Lettre ouverte à coeur fermé

Je suis vêtu de fourrures puantes.
J'avance en traînant la jambe, mon pied laisse un sillon dans le bitume fumant. 
Il y a des cadavres, des cadavres de villages, des villes cannibales peuplées de fantômes. 
Les métropoles agitent leur mâchoires bienfaisantes. La verdure se transforme en ciment dans les entrailles des faubourgs. 
Les hommes de la terre aspirent à la dignité du costume. 

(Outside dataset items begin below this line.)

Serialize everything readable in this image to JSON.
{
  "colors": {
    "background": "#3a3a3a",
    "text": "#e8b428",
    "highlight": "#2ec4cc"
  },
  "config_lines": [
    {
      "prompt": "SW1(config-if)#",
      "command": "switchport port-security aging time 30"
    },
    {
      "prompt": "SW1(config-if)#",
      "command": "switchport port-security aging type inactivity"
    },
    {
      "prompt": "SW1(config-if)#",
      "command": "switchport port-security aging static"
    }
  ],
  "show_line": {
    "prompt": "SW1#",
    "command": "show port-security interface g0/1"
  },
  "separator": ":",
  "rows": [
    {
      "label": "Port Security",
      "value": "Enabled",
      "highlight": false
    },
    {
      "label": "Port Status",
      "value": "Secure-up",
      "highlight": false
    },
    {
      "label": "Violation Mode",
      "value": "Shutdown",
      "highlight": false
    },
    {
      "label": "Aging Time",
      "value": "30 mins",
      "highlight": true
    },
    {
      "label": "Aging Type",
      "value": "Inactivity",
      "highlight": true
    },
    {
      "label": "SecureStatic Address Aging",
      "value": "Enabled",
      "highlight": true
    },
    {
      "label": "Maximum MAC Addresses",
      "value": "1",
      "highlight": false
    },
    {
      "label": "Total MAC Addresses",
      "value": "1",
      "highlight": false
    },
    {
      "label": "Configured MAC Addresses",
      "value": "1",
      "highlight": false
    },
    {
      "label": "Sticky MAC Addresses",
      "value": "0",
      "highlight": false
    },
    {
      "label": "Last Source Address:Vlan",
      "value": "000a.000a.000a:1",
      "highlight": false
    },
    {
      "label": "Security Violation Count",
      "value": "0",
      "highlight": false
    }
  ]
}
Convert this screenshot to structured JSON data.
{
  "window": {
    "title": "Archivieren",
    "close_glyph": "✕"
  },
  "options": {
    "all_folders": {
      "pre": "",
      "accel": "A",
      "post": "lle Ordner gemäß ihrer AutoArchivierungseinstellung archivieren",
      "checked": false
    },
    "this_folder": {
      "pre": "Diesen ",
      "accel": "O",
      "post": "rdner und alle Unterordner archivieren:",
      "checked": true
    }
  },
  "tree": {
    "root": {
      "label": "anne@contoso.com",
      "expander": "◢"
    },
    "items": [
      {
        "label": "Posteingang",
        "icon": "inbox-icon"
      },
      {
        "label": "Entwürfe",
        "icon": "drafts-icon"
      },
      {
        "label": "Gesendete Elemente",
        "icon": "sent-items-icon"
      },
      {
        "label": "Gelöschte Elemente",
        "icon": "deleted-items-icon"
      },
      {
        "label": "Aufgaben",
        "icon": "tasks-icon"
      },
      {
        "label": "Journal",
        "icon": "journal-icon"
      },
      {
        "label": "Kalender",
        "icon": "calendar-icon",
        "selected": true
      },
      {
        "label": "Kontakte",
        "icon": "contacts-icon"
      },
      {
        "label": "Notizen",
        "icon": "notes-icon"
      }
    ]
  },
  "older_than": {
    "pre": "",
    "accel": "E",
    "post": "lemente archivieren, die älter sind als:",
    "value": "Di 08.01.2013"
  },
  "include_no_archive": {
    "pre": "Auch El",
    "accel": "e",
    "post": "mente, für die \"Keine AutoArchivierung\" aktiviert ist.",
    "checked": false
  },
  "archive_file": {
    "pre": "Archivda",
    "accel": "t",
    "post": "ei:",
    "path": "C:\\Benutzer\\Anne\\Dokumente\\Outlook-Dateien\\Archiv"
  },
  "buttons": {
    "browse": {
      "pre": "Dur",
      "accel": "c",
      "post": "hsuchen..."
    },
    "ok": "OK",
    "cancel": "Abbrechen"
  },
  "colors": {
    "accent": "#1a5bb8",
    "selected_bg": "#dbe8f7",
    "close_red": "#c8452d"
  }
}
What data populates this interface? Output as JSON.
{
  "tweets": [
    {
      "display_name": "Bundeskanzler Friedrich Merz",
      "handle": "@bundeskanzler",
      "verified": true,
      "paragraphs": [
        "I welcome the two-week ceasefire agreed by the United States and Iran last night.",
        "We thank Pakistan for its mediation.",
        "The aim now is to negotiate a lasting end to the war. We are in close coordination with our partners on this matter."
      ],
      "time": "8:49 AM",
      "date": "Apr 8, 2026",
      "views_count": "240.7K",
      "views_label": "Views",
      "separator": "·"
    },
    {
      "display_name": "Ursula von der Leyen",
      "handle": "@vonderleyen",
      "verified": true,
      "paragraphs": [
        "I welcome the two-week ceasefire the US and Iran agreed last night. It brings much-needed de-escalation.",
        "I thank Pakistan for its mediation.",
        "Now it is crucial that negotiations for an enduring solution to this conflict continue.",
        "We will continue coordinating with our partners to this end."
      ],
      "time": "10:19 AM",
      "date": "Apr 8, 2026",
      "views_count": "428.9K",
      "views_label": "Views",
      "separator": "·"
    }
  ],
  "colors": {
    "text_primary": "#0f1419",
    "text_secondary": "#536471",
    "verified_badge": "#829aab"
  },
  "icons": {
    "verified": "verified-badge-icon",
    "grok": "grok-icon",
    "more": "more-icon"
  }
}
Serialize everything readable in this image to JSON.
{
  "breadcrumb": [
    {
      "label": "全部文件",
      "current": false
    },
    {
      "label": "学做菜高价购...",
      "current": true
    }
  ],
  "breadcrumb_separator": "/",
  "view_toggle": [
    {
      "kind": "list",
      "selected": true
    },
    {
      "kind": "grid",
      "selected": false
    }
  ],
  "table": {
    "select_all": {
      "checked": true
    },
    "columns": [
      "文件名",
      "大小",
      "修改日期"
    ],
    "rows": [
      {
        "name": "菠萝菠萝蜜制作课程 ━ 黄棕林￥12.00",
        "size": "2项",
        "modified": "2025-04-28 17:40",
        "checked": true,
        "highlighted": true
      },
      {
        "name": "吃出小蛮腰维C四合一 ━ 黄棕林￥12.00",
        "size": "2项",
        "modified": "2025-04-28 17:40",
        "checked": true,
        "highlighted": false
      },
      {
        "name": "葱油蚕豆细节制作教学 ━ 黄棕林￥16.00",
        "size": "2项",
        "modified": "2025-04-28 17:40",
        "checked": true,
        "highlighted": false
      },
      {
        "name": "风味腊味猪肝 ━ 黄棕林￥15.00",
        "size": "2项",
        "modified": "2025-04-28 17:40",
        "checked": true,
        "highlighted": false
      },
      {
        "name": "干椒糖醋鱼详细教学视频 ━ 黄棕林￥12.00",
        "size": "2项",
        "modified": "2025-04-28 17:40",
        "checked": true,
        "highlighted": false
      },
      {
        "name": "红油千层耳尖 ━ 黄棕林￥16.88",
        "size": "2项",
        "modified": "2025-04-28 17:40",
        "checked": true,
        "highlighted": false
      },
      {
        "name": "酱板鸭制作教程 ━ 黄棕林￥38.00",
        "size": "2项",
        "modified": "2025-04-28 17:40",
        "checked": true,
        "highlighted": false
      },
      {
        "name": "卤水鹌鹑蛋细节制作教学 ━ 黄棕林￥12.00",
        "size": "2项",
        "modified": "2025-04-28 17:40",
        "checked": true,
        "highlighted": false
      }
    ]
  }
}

Ma route est sinueuse, se perd dans un écran de fumée. La lumière bleue des tactiles émousse jusqu'au toucher. La lumière bleue des tactiles remplace le bleu du ciel défunt.
La mousse amère d'une bière tiède réveille les sens. 
Et le sens repart de là où il est venu. 
Le sens se perds dans un écho, je laisse au silence le soin de dévorer mon angoisse. 

Des bruits de succion viennent briser le néant. Des sans dents se délectent en bavant de mauvaise viande. Le gras coule de leur sandwiches.
Les élites continuent la grande mystification. On voit leur spectres gigantesques qui gesticulent dans des écrans plasma. Leur plaintes sont insupportables et pourtant chacun vient chercher sa dose quotidiennement. 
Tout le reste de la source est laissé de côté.